B. Rights or Legitimate Interest of the Respondent
The Respondent has not filed a Response and does not appear to have any rights or legitimate interest in the Domain Name.
C. Bad Faith
Paragraph 4 (b) of the Rules sets out four non exclusive criteria which shall be evidence of the registration and use of a domain name in bad faith including by using the domain name [the Respondent] has intentionally attempted to attract, for commercial gain, Internet users to [its] web site or other on line location, by creating a likelihood of confusion with the Complainant’s mark as to the source, affiliation or endorsement of [its] web site or location or of a product or service on [its] web site or location.
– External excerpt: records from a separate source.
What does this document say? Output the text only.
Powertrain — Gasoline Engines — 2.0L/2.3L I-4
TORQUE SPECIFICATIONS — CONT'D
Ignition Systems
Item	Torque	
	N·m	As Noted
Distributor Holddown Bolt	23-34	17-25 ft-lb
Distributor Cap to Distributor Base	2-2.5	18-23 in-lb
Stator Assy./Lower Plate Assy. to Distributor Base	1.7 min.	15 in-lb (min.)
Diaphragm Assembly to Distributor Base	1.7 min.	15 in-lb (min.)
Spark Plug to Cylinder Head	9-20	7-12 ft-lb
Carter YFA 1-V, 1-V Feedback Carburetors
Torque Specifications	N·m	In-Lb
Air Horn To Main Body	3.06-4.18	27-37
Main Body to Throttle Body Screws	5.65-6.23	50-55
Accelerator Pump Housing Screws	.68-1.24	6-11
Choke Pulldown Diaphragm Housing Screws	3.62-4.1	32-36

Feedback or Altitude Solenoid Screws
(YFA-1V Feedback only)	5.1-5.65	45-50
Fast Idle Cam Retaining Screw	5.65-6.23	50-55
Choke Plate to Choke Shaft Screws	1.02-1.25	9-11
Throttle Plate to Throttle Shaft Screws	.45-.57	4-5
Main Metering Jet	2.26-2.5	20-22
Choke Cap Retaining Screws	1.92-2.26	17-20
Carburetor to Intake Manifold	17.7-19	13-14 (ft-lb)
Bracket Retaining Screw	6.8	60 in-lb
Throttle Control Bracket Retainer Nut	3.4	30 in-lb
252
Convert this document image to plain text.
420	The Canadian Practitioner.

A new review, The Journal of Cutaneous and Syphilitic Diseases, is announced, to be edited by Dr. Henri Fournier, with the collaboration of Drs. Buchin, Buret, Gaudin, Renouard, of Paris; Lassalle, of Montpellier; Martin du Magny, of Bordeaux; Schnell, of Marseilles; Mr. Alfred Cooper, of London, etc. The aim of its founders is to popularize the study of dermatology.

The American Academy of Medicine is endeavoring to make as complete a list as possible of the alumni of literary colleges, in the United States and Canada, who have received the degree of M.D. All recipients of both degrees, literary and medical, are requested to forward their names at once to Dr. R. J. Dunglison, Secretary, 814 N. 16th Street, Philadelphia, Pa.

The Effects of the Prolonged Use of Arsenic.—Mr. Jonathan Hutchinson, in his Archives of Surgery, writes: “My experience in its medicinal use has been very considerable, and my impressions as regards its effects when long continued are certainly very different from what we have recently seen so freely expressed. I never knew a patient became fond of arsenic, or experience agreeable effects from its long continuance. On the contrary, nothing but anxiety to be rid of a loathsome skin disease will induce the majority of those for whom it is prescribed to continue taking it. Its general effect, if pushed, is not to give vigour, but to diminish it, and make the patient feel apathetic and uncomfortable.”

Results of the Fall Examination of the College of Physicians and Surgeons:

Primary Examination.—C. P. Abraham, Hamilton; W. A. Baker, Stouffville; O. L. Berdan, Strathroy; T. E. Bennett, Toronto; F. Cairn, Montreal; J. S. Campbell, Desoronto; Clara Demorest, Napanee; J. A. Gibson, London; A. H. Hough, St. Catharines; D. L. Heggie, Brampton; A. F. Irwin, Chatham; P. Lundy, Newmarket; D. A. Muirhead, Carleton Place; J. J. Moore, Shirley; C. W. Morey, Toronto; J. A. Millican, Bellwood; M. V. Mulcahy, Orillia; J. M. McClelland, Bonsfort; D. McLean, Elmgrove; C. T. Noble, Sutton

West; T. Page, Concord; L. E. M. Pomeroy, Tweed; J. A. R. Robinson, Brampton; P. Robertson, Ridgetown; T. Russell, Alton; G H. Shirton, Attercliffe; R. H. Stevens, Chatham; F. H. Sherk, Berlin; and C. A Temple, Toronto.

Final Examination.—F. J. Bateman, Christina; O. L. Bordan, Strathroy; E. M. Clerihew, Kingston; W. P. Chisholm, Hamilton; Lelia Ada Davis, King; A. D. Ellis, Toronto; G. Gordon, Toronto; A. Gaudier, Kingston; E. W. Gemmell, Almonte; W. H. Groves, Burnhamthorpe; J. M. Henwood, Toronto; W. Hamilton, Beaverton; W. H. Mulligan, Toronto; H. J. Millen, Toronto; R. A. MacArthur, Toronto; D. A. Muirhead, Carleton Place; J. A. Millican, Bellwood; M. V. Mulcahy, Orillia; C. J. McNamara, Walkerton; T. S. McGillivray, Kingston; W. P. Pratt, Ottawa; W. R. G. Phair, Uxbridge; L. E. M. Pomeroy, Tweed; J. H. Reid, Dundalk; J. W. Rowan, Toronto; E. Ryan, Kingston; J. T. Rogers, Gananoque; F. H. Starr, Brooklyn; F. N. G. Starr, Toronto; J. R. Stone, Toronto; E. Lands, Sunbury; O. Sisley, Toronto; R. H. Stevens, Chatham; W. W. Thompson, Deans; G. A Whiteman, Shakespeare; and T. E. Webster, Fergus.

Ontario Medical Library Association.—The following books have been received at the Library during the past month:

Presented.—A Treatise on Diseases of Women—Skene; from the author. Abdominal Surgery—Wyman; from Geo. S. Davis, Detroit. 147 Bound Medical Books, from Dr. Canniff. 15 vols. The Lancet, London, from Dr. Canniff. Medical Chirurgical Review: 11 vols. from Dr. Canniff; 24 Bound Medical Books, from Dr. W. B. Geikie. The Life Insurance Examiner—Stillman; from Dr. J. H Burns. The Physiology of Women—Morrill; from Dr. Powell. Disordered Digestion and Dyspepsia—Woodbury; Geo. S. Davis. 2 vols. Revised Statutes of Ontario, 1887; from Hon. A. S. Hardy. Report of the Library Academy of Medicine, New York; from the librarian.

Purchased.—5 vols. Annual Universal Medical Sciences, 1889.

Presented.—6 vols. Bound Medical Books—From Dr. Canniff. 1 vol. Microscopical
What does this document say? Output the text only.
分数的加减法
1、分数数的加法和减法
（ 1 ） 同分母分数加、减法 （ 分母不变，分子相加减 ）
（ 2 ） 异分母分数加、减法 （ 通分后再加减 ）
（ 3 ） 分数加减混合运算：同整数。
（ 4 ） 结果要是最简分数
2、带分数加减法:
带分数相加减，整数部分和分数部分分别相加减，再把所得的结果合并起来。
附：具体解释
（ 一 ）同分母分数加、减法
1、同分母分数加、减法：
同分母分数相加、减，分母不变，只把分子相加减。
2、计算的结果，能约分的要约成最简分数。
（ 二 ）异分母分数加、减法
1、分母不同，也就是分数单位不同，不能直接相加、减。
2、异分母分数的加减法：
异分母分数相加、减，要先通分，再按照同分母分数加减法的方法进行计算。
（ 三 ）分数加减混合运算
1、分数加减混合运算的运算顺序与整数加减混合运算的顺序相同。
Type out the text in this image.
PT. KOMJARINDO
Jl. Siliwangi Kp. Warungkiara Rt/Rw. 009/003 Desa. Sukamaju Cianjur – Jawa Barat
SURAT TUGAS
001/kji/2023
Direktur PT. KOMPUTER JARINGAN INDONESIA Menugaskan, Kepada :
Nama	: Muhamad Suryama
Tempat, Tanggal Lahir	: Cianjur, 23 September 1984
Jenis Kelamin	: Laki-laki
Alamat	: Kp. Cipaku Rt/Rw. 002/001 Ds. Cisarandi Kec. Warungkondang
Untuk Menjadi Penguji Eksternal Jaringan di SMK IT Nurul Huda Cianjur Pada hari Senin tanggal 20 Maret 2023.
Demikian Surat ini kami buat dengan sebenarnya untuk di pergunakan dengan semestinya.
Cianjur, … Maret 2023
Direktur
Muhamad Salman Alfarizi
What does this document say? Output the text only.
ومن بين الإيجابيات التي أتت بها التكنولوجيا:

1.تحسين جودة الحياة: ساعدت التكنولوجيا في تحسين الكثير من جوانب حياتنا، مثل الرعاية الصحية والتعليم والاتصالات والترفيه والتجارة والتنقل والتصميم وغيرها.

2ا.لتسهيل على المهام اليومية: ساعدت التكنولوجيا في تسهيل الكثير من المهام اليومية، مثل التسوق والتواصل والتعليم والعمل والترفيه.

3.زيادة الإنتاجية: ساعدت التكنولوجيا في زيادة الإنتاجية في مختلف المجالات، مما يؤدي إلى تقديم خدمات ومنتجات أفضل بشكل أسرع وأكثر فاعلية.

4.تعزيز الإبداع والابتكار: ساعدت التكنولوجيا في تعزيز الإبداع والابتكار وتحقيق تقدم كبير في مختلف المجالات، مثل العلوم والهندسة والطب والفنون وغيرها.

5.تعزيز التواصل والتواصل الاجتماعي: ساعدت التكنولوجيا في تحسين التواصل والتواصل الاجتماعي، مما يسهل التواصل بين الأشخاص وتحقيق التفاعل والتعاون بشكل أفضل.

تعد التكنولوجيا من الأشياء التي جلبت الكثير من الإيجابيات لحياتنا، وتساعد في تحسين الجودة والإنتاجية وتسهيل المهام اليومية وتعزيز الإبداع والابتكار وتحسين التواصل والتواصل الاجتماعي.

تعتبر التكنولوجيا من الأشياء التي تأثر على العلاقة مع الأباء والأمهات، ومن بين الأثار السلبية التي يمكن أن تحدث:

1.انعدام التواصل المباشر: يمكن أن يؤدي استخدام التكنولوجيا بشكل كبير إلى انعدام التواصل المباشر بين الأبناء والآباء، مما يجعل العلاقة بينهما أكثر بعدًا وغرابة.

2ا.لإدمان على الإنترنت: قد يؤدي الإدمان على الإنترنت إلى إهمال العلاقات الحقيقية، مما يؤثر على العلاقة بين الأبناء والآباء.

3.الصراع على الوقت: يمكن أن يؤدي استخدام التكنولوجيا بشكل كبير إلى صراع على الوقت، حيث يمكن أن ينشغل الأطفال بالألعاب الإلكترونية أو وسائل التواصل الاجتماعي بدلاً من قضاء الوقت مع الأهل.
The Complainant’s ENERGIZER BUNNY mark is highly distinctive. In the absence of a Response from the Respondent, there appears to be no explanation other than that the Respondent registered the Domain Name in bad faith with an intent to attract, for commercial gain, customers to its site, creating a likelihood of confusion with the Complainant’s mark as to the source, affiliation or endorsement of the web site and to attract business intended for the Complainant.
In the light of the foregoing, the panelist decides that the Domain Name is confusingly similar to the Complainant’s trade mark and the Respondent has no rights or legitimate interests relating to the Domain Name which was registered and used in bad faith.
Accordingly, in the light of the above, the panelist requires that the registration of the Domain Name <energizerbunny.com> BE TRANSFERRED to the Complainant.